In January 2015, when our state’s leaders meet in Frankfort to conduct the people’s business, they will face no shortage of issues. And while there are a number of challenges facing our Commonwealth I hope that – as leaders of both parties have pledged – one of their very top priorities will be passing legislation to place a constitutional question on the 2016 ballot asking Kentucky citizens if they want to allow local communities to decide for themselves whether to fund local projects through a small one-time local sales tax that will end when the project is completed.
The local option sales tax, as it’s commonly known, is a tool that can have enormous transformative effects on the lives of Kentucky families and can change the way our cities and counties direct their own growth.
In the past Kentuckians have sent their hard earned tax dollars to Frankfort and statehouse leaders, through the budget process, have decided which projects get funding.

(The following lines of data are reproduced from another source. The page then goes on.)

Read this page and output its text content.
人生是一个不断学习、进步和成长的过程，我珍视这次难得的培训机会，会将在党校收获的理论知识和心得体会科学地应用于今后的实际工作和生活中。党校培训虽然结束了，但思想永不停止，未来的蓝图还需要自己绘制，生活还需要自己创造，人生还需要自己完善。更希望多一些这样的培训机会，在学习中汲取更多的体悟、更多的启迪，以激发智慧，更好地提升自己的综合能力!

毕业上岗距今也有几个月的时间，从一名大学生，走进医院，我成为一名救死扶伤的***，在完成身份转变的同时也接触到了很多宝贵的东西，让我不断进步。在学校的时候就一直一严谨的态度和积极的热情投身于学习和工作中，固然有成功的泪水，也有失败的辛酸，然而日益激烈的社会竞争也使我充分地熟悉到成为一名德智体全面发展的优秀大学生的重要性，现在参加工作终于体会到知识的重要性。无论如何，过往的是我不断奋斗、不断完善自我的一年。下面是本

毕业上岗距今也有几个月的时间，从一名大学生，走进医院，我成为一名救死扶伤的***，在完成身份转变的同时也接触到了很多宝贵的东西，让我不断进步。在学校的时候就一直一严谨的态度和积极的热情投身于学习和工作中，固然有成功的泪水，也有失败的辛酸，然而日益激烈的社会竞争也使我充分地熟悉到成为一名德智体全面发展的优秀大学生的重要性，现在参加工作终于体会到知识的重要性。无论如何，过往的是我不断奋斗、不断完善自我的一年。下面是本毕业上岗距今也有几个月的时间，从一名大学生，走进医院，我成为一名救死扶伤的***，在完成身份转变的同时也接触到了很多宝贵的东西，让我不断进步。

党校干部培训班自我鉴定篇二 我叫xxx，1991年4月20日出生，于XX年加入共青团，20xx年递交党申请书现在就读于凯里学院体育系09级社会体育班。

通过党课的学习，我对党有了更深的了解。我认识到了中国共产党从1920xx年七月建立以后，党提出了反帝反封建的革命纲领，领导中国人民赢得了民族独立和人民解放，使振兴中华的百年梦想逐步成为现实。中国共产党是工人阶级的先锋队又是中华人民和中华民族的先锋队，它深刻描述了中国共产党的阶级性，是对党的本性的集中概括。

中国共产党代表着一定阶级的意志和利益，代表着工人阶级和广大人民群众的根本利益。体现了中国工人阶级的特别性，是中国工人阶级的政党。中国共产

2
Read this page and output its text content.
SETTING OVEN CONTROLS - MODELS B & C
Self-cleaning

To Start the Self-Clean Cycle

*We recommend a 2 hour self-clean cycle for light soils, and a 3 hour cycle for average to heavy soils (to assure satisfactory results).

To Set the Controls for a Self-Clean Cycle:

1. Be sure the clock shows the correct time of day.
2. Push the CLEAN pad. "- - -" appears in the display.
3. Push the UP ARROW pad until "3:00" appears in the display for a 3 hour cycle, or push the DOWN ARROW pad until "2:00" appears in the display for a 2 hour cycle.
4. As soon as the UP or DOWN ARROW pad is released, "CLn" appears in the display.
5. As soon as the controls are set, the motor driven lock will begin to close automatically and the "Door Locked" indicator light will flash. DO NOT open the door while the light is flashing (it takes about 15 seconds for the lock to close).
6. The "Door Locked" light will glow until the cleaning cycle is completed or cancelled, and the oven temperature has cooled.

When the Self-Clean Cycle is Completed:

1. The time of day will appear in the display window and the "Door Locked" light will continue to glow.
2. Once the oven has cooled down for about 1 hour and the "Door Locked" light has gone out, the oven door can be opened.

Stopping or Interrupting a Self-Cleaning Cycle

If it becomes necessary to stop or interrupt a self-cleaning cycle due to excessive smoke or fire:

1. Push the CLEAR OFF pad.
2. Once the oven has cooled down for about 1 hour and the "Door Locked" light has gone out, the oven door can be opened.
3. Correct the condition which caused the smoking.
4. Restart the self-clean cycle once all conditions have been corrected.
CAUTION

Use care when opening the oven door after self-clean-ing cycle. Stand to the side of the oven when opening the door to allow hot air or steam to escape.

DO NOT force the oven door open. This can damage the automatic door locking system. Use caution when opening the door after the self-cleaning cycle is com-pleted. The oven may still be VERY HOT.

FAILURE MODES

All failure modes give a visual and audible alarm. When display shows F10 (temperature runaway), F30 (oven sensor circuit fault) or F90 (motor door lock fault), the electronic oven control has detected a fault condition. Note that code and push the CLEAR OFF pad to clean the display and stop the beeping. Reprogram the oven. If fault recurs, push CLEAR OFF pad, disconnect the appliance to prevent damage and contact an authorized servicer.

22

Local communities crossed their fingers in the hopes the project they were counting on got the greenlight.
The local option sales tax is a new way for communities to see the projects they want and need get from the drawing board into the real world – and to do it for themselves.
A local option sales tax would allow local communities to let their citizens decide whether or not to fund infrastructure and construction projects through a local sales tax which would be capped at 1% and have a built in sunset. If the people are willing to fund a local project through levying a small tax on themselves, they vote yes. If they don’t want the tax or the project, they vote no. What could be simpler or more democratic? For the past year, volunteers and representatives from LIFT (Local Investments for Transformation) Kentucky, a coalition of prominent business, civic, and government leaders helping to support this plan, have travelled across the state and heard about the projects local communities would hope to fund through a local option sales tax. These projects are a diverse as the communities who need them: new water lines in Marshall County, an animal shelter in Paducah, an outdoor amphitheater in Somerset, a multi-use convention center and arena to harness the bourbon boom near Lebanon, replacement of a structurally deficient dam in Ohio and Muhlenberg counties. The list goes on and on.
Some projects are meant to attract or retain new businesses and jobs. Some are long overdue infrastructure project that have found themselves off Frankfort’s priority list.
There is, however, one thing these projects do have in common: they are the projects that citizens and local communities need but don’t currently have the means to fund.
Thirty-seven states in America give their local communities the ability to fund their own infrastructure projects through a local option sales tax – its time Kentuckians are given a chance to decide for ourselves if we want to join their ranks.
I urge you to let your elected officials know that its time Kentuckians had a say.
Jim Host is founder of Host Communications, a pioneering company in national collegiate sports marketing. Host is also former Kentucky Secretary of Commerce and is a current member of the SOAR (Shaping Our Appalachian Region) Kentucky Executive Committee.